Gleichbleibend hohe Qualität durch Eigenfertigung

„Seit 2007 stellen wir unsere prozess- und materialoptimierten Werkzeuge in Eigenfertigung her. Der Vorteil: Von der Materialzertifizierung und -prüfung über jeden Fertigungsschritt bis zur Auslieferung des Werkzeugs haben wir volle Kontrolle über den gesamten Fertigungsprozess. Wir waren uns deshalb sicher, mit gleichbleibender Qualität und zuverlässigen Standzeiten überzeugen zu können“, sagt Dennis Rathmann, technischer Berater bei der Hufschmied Zerspanungssysteme GmbH.

Das Werkzeugset für PräWeba besteht aus einem Kugelfräser aus dem Standardsortiment von Hufschmied sowie speziell entwickelten Schaft- und Kugelfräsern.

Für die Spezialwerkzeuge wurden, abgestimmt auf das Material der Walzen, die Schneidengeometrien verändert sowie die Vorbehandlung und Beschichtung der Werkzeuge angepasst. Der Schaftfräser hat einen Durchmesser von 1 mm und zwei Schneiden. Als Schlichtwerkzeuge für die Gravuren kommen zwei Kugelfräser mit den Durchmessern 0,4 und 0,8 mm zum Einsatz. Mit dem neuen Werkzeugset lassen sich die Prägewalzen deutlich effizienter schruppen und schlichten. Der außerdem verwendete Standardkugelfräser mit zwei Schneiden und einem Durchmesser von 2 mm ist für das Schruppen im Bearbeitungsbereich bis 72 HRC bestens geeignet.

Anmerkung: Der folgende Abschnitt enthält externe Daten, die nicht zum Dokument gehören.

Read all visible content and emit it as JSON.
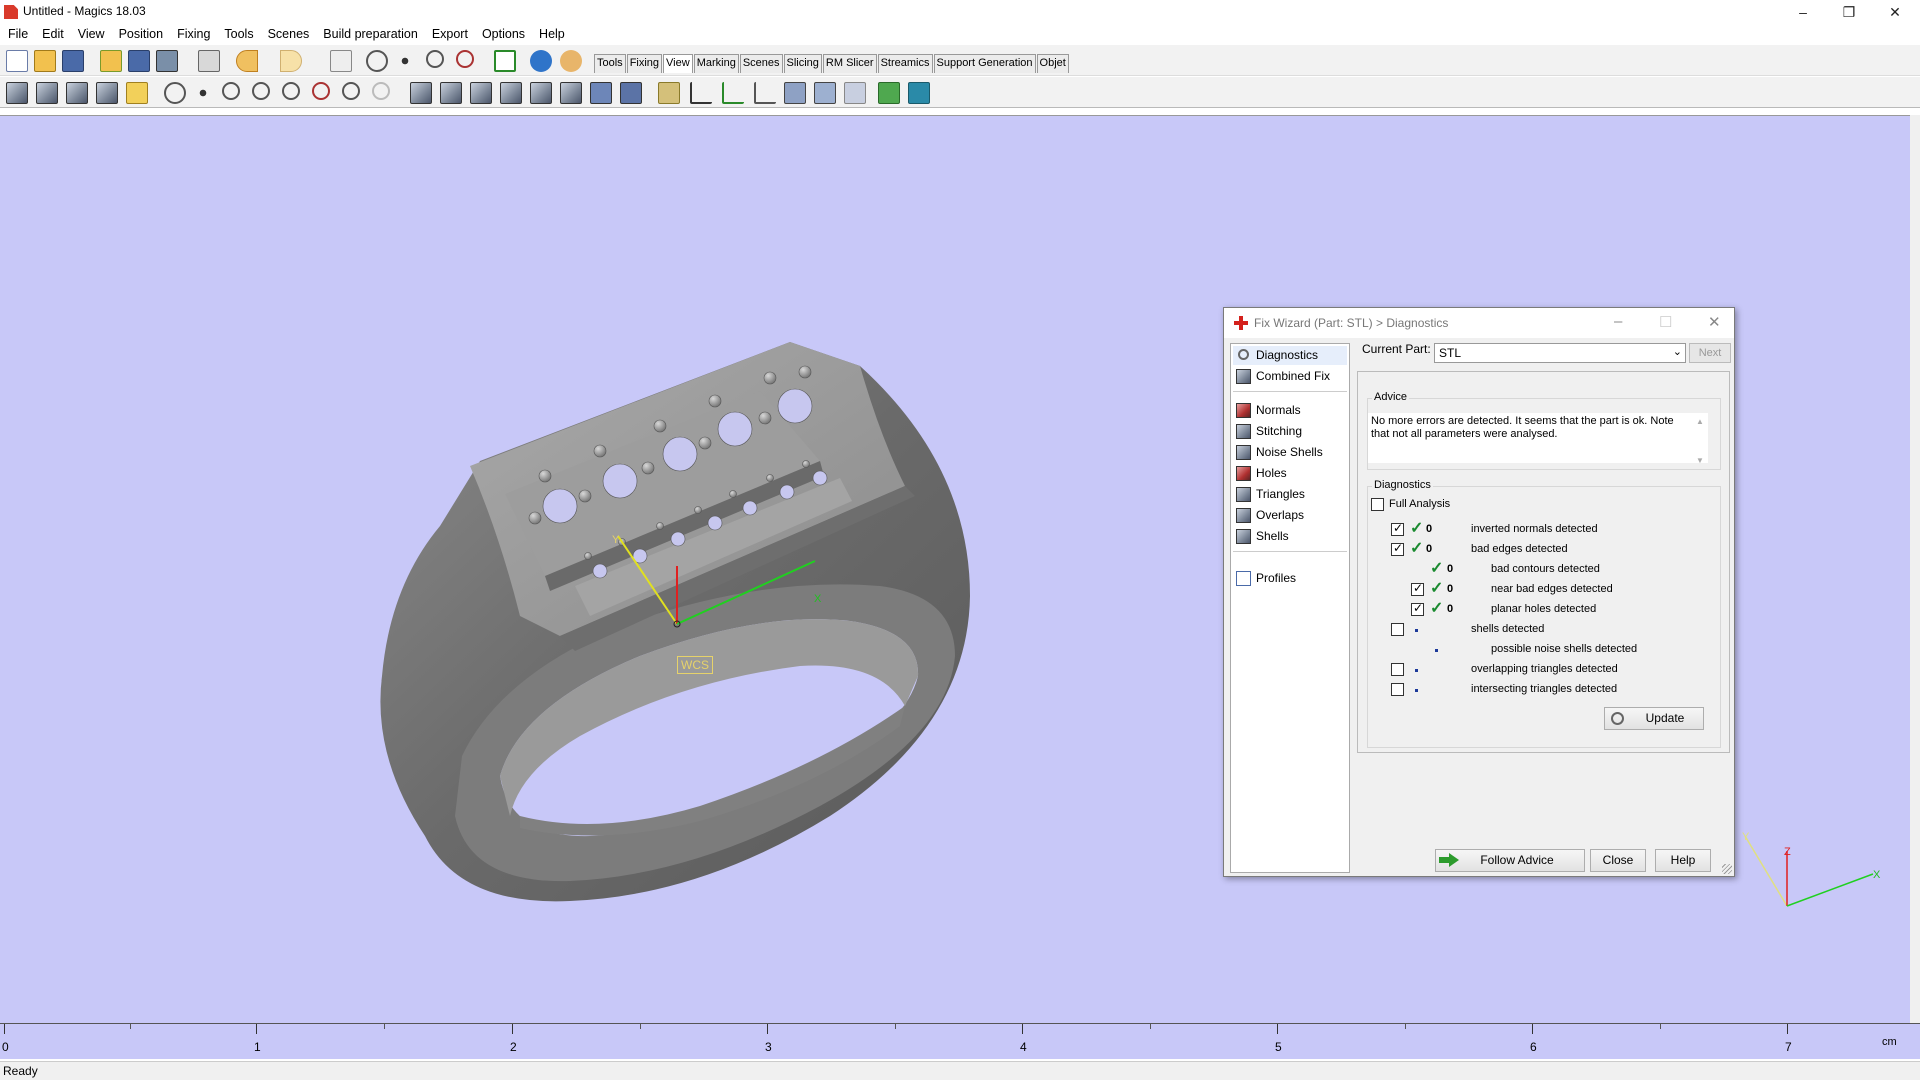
{
  "app": {
    "title": "Untitled - Magics 18.03"
  },
  "menu": [
    "File",
    "Edit",
    "View",
    "Position",
    "Fixing",
    "Tools",
    "Scenes",
    "Build preparation",
    "Export",
    "Options",
    "Help"
  ],
  "toolbar_tabs": [
    "Tools",
    "Fixing",
    "View",
    "Marking",
    "Scenes",
    "Slicing",
    "RM Slicer",
    "Streamics",
    "Support Generation",
    "Objet"
  ],
  "active_tab": "View",
  "viewport": {
    "wcs_label": "WCS",
    "axis_x": "X",
    "axis_y": "Y",
    "axis_z": "Z",
    "background": "#c8c8f8"
  },
  "ruler": {
    "labels": [
      "0",
      "1",
      "2",
      "3",
      "4",
      "5",
      "6",
      "7"
    ],
    "unit": "cm"
  },
  "status": {
    "text": "Ready"
  },
  "dialog": {
    "title": "Fix Wizard (Part: STL) > Diagnostics",
    "nav": {
      "top": [
        "Diagnostics",
        "Combined Fix"
      ],
      "middle": [
        "Normals",
        "Stitching",
        "Noise Shells",
        "Holes",
        "Triangles",
        "Overlaps",
        "Shells"
      ],
      "bottom": [
        "Profiles"
      ]
    },
    "current_part_label": "Current Part:",
    "current_part_value": "STL",
    "next_label": "Next",
    "advice": {
      "title": "Advice",
      "text": "No more errors are detected. It seems that the part is ok. Note that not all parameters were analysed."
    },
    "diagnostics": {
      "title": "Diagnostics",
      "full_analysis_label": "Full Analysis",
      "full_analysis_checked": false,
      "rows": [
        {
          "checked": true,
          "status": "ok",
          "count": "0",
          "label": "inverted normals detected"
        },
        {
          "checked": true,
          "status": "ok",
          "count": "0",
          "label": "bad edges detected"
        },
        {
          "checked": null,
          "status": "ok",
          "count": "0",
          "label": "bad contours detected"
        },
        {
          "checked": true,
          "status": "ok",
          "count": "0",
          "label": "near bad edges detected"
        },
        {
          "checked": true,
          "status": "ok",
          "count": "0",
          "label": "planar holes detected"
        },
        {
          "checked": false,
          "status": "none",
          "count": "",
          "label": "shells detected"
        },
        {
          "checked": null,
          "status": "none",
          "count": "",
          "label": "possible noise shells detected"
        },
        {
          "checked": false,
          "status": "none",
          "count": "",
          "label": "overlapping triangles detected"
        },
        {
          "checked": false,
          "status": "none",
          "count": "",
          "label": "intersecting triangles detected"
        }
      ],
      "update_label": "Update"
    },
    "footer": {
      "follow_advice": "Follow Advice",
      "close": "Close",
      "help": "Help"
    }
  }
}
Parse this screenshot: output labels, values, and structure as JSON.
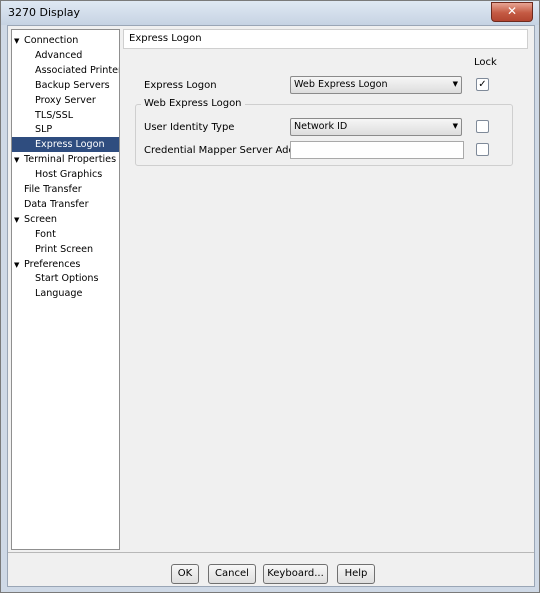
{
  "window": {
    "title": "3270 Display",
    "close_glyph": "✕"
  },
  "tree": {
    "items": [
      {
        "label": "Connection",
        "arrow": "▼",
        "selected": false
      },
      {
        "label": "Advanced",
        "arrow": "",
        "selected": false
      },
      {
        "label": "Associated Printer",
        "arrow": "",
        "selected": false
      },
      {
        "label": "Backup Servers",
        "arrow": "",
        "selected": false
      },
      {
        "label": "Proxy Server",
        "arrow": "",
        "selected": false
      },
      {
        "label": "TLS/SSL",
        "arrow": "",
        "selected": false
      },
      {
        "label": "SLP",
        "arrow": "",
        "selected": false
      },
      {
        "label": "Express Logon",
        "arrow": "",
        "selected": true
      },
      {
        "label": "Terminal Properties",
        "arrow": "▼",
        "selected": false
      },
      {
        "label": "Host Graphics",
        "arrow": "",
        "selected": false
      },
      {
        "label": "File Transfer",
        "arrow": "",
        "selected": false
      },
      {
        "label": "Data Transfer",
        "arrow": "",
        "selected": false
      },
      {
        "label": "Screen",
        "arrow": "▼",
        "selected": false
      },
      {
        "label": "Font",
        "arrow": "",
        "selected": false
      },
      {
        "label": "Print Screen",
        "arrow": "",
        "selected": false
      },
      {
        "label": "Preferences",
        "arrow": "▼",
        "selected": false
      },
      {
        "label": "Start Options",
        "arrow": "",
        "selected": false
      },
      {
        "label": "Language",
        "arrow": "",
        "selected": false
      }
    ]
  },
  "panel": {
    "header": "Express Logon",
    "lock_label": "Lock",
    "express_logon": {
      "label": "Express Logon",
      "value": "Web Express Logon",
      "lock_checked": true
    },
    "group_title": "Web Express Logon",
    "user_identity": {
      "label": "User Identity Type",
      "value": "Network ID",
      "lock_checked": false
    },
    "credential_mapper": {
      "label": "Credential Mapper Server Address",
      "value": "",
      "lock_checked": false
    },
    "dropdown_glyph": "▼",
    "check_glyph": "✓"
  },
  "buttons": {
    "ok": "OK",
    "cancel": "Cancel",
    "keyboard": "Keyboard...",
    "help": "Help"
  }
}
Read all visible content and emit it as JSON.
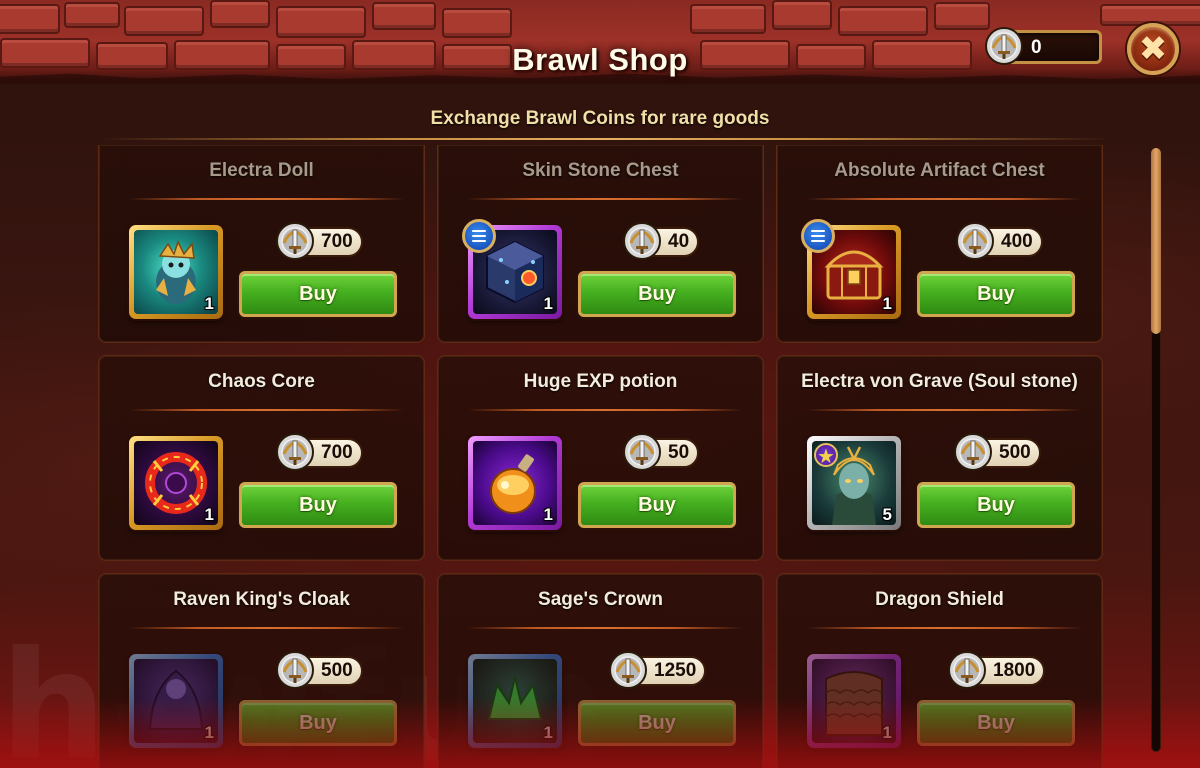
{
  "header": {
    "title": "Brawl Shop",
    "coins": "0",
    "close_icon": "close-icon"
  },
  "subtitle": "Exchange Brawl Coins for rare goods",
  "colors": {
    "buy_green": "#46b020",
    "frame_gold": "#d89a25",
    "frame_purple": "#b13ad6",
    "frame_blue": "#3a7ad6",
    "accent_gold": "#c8903f"
  },
  "items": [
    {
      "name": "Electra Doll",
      "price": "700",
      "qty": "1",
      "buy_label": "Buy",
      "frame": "gold",
      "icon": "electra-doll-icon",
      "info": false
    },
    {
      "name": "Skin Stone Chest",
      "price": "40",
      "qty": "1",
      "buy_label": "Buy",
      "frame": "purple",
      "icon": "skin-stone-chest-icon",
      "info": true
    },
    {
      "name": "Absolute Artifact Chest",
      "price": "400",
      "qty": "1",
      "buy_label": "Buy",
      "frame": "gold",
      "icon": "artifact-chest-icon",
      "info": true
    },
    {
      "name": "Chaos Core",
      "price": "700",
      "qty": "1",
      "buy_label": "Buy",
      "frame": "gold",
      "icon": "chaos-core-icon",
      "info": false
    },
    {
      "name": "Huge EXP potion",
      "price": "50",
      "qty": "1",
      "buy_label": "Buy",
      "frame": "purple",
      "icon": "exp-potion-icon",
      "info": false
    },
    {
      "name": "Electra von Grave (Soul stone)",
      "price": "500",
      "qty": "5",
      "buy_label": "Buy",
      "frame": "silver",
      "icon": "soul-stone-icon",
      "info": false
    },
    {
      "name": "Raven King's Cloak",
      "price": "500",
      "qty": "1",
      "buy_label": "Buy",
      "frame": "blue",
      "icon": "cloak-icon",
      "info": false
    },
    {
      "name": "Sage's Crown",
      "price": "1250",
      "qty": "1",
      "buy_label": "Buy",
      "frame": "blue",
      "icon": "crown-icon",
      "info": false
    },
    {
      "name": "Dragon Shield",
      "price": "1800",
      "qty": "1",
      "buy_label": "Buy",
      "frame": "purple",
      "icon": "dragon-shield-icon",
      "info": false
    }
  ]
}
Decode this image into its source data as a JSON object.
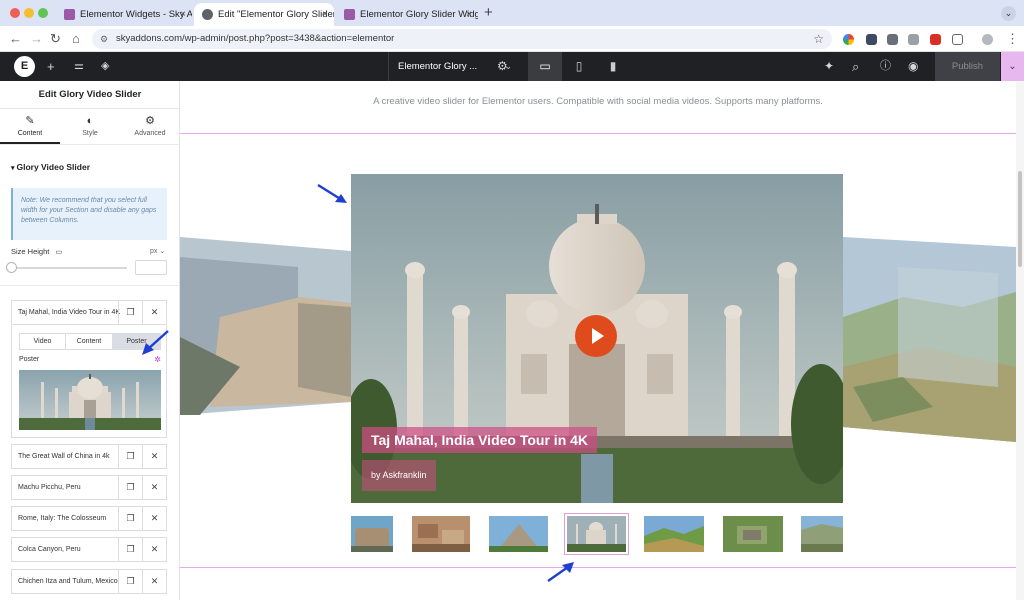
{
  "browser": {
    "tabs": [
      {
        "title": "Elementor Widgets - Sky Addons",
        "active": false,
        "favicon_color": "#9b5aa8"
      },
      {
        "title": "Edit \"Elementor Glory Slider V",
        "active": true,
        "favicon_color": "#5f6368"
      },
      {
        "title": "Elementor Glory Slider Widget",
        "active": false,
        "favicon_color": "#9b5aa8"
      }
    ],
    "tab_close_glyph": "×",
    "new_tab_glyph": "+",
    "url": "skyaddons.com/wp-admin/post.php?post=3438&action=elementor"
  },
  "elementor_bar": {
    "page_title": "Elementor Glory ...",
    "publish_label": "Publish"
  },
  "panel": {
    "title": "Edit Glory Video Slider",
    "tabs": [
      {
        "label": "Content",
        "icon": "pencil-icon",
        "active": true
      },
      {
        "label": "Style",
        "icon": "contrast-icon",
        "active": false
      },
      {
        "label": "Advanced",
        "icon": "gear-icon",
        "active": false
      }
    ],
    "section_title": "Glory Video Slider",
    "note": "Note: We recommend that you select full width for your Section and disable any gaps between Columns.",
    "size_height_label": "Size Height",
    "size_unit": "px",
    "items": [
      "Taj Mahal, India Video Tour in 4K",
      "The Great Wall of China in 4k",
      "Machu Picchu, Peru",
      "Rome, Italy: The Colosseum",
      "Colca Canyon, Peru",
      "Chichen Itza and Tulum, Mexico"
    ],
    "item_subtabs": [
      "Video",
      "Content",
      "Poster"
    ],
    "active_subtab": "Poster",
    "poster_label": "Poster"
  },
  "canvas": {
    "description": "A creative video slider for Elementor users. Compatible with social media videos. Supports many platforms.",
    "video_title": "Taj Mahal, India Video Tour in 4K",
    "video_author": "by Askfranklin",
    "thumbnail_count": 7,
    "active_thumbnail": 4
  },
  "colors": {
    "accent_pink": "#e6a7ee",
    "play_button": "#e04b1d",
    "caption_overlay": "#ce4c84",
    "annotation_arrow": "#1f3fd1"
  }
}
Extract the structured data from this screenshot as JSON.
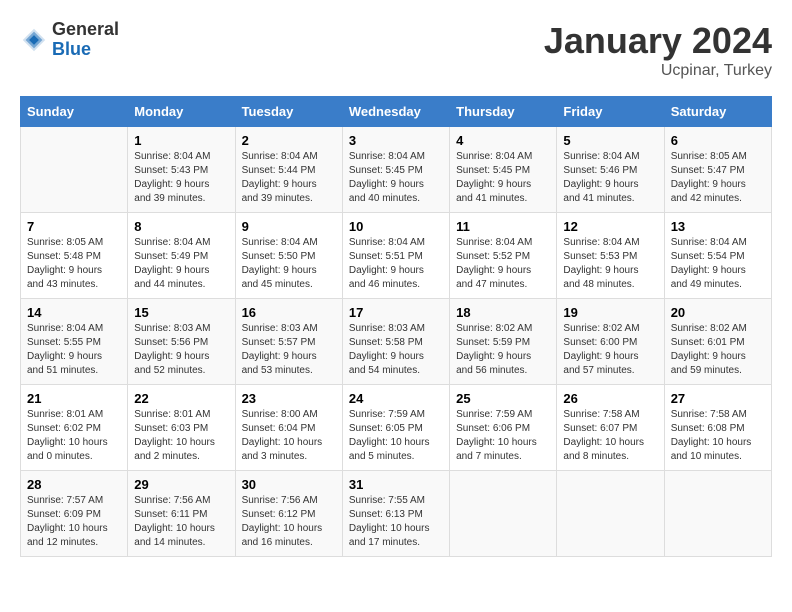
{
  "logo": {
    "general": "General",
    "blue": "Blue"
  },
  "header": {
    "month_year": "January 2024",
    "location": "Ucpinar, Turkey"
  },
  "days_of_week": [
    "Sunday",
    "Monday",
    "Tuesday",
    "Wednesday",
    "Thursday",
    "Friday",
    "Saturday"
  ],
  "weeks": [
    [
      {
        "day": "",
        "info": ""
      },
      {
        "day": "1",
        "info": "Sunrise: 8:04 AM\nSunset: 5:43 PM\nDaylight: 9 hours\nand 39 minutes."
      },
      {
        "day": "2",
        "info": "Sunrise: 8:04 AM\nSunset: 5:44 PM\nDaylight: 9 hours\nand 39 minutes."
      },
      {
        "day": "3",
        "info": "Sunrise: 8:04 AM\nSunset: 5:45 PM\nDaylight: 9 hours\nand 40 minutes."
      },
      {
        "day": "4",
        "info": "Sunrise: 8:04 AM\nSunset: 5:45 PM\nDaylight: 9 hours\nand 41 minutes."
      },
      {
        "day": "5",
        "info": "Sunrise: 8:04 AM\nSunset: 5:46 PM\nDaylight: 9 hours\nand 41 minutes."
      },
      {
        "day": "6",
        "info": "Sunrise: 8:05 AM\nSunset: 5:47 PM\nDaylight: 9 hours\nand 42 minutes."
      }
    ],
    [
      {
        "day": "7",
        "info": "Sunrise: 8:05 AM\nSunset: 5:48 PM\nDaylight: 9 hours\nand 43 minutes."
      },
      {
        "day": "8",
        "info": "Sunrise: 8:04 AM\nSunset: 5:49 PM\nDaylight: 9 hours\nand 44 minutes."
      },
      {
        "day": "9",
        "info": "Sunrise: 8:04 AM\nSunset: 5:50 PM\nDaylight: 9 hours\nand 45 minutes."
      },
      {
        "day": "10",
        "info": "Sunrise: 8:04 AM\nSunset: 5:51 PM\nDaylight: 9 hours\nand 46 minutes."
      },
      {
        "day": "11",
        "info": "Sunrise: 8:04 AM\nSunset: 5:52 PM\nDaylight: 9 hours\nand 47 minutes."
      },
      {
        "day": "12",
        "info": "Sunrise: 8:04 AM\nSunset: 5:53 PM\nDaylight: 9 hours\nand 48 minutes."
      },
      {
        "day": "13",
        "info": "Sunrise: 8:04 AM\nSunset: 5:54 PM\nDaylight: 9 hours\nand 49 minutes."
      }
    ],
    [
      {
        "day": "14",
        "info": "Sunrise: 8:04 AM\nSunset: 5:55 PM\nDaylight: 9 hours\nand 51 minutes."
      },
      {
        "day": "15",
        "info": "Sunrise: 8:03 AM\nSunset: 5:56 PM\nDaylight: 9 hours\nand 52 minutes."
      },
      {
        "day": "16",
        "info": "Sunrise: 8:03 AM\nSunset: 5:57 PM\nDaylight: 9 hours\nand 53 minutes."
      },
      {
        "day": "17",
        "info": "Sunrise: 8:03 AM\nSunset: 5:58 PM\nDaylight: 9 hours\nand 54 minutes."
      },
      {
        "day": "18",
        "info": "Sunrise: 8:02 AM\nSunset: 5:59 PM\nDaylight: 9 hours\nand 56 minutes."
      },
      {
        "day": "19",
        "info": "Sunrise: 8:02 AM\nSunset: 6:00 PM\nDaylight: 9 hours\nand 57 minutes."
      },
      {
        "day": "20",
        "info": "Sunrise: 8:02 AM\nSunset: 6:01 PM\nDaylight: 9 hours\nand 59 minutes."
      }
    ],
    [
      {
        "day": "21",
        "info": "Sunrise: 8:01 AM\nSunset: 6:02 PM\nDaylight: 10 hours\nand 0 minutes."
      },
      {
        "day": "22",
        "info": "Sunrise: 8:01 AM\nSunset: 6:03 PM\nDaylight: 10 hours\nand 2 minutes."
      },
      {
        "day": "23",
        "info": "Sunrise: 8:00 AM\nSunset: 6:04 PM\nDaylight: 10 hours\nand 3 minutes."
      },
      {
        "day": "24",
        "info": "Sunrise: 7:59 AM\nSunset: 6:05 PM\nDaylight: 10 hours\nand 5 minutes."
      },
      {
        "day": "25",
        "info": "Sunrise: 7:59 AM\nSunset: 6:06 PM\nDaylight: 10 hours\nand 7 minutes."
      },
      {
        "day": "26",
        "info": "Sunrise: 7:58 AM\nSunset: 6:07 PM\nDaylight: 10 hours\nand 8 minutes."
      },
      {
        "day": "27",
        "info": "Sunrise: 7:58 AM\nSunset: 6:08 PM\nDaylight: 10 hours\nand 10 minutes."
      }
    ],
    [
      {
        "day": "28",
        "info": "Sunrise: 7:57 AM\nSunset: 6:09 PM\nDaylight: 10 hours\nand 12 minutes."
      },
      {
        "day": "29",
        "info": "Sunrise: 7:56 AM\nSunset: 6:11 PM\nDaylight: 10 hours\nand 14 minutes."
      },
      {
        "day": "30",
        "info": "Sunrise: 7:56 AM\nSunset: 6:12 PM\nDaylight: 10 hours\nand 16 minutes."
      },
      {
        "day": "31",
        "info": "Sunrise: 7:55 AM\nSunset: 6:13 PM\nDaylight: 10 hours\nand 17 minutes."
      },
      {
        "day": "",
        "info": ""
      },
      {
        "day": "",
        "info": ""
      },
      {
        "day": "",
        "info": ""
      }
    ]
  ]
}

Das Hufschmied-Werkzeugset für PräWeba (v. l.): HC632-Schlichtfräser, HHF646 Hochvorschub-fräser, HC644 Schlichtfräser. Bildquelle: Hufschmied Zerspanungssysteme

Massive Standzeiterhöhungen, weniger Nacharbeiten

„Mit den Hufschmied-Spezialwerkzeugen kommen wir bei aufwendigen Prägewalzen mit zwei Werkzeugwechseln aus, wo wir früher vier bis fünf einplanen mussten. Insgesamt konnte Hufschmied Standzeiterhöhungen zwischen Faktor 2,5 und 4 erreichen. Und die hohe Qualität reduziert unseren Aufwand für Nacharbeiten nachhaltig“, freut sich Rolf Stilzebach, Geschäftsführender Gesellschafter der PräWeba GmbH.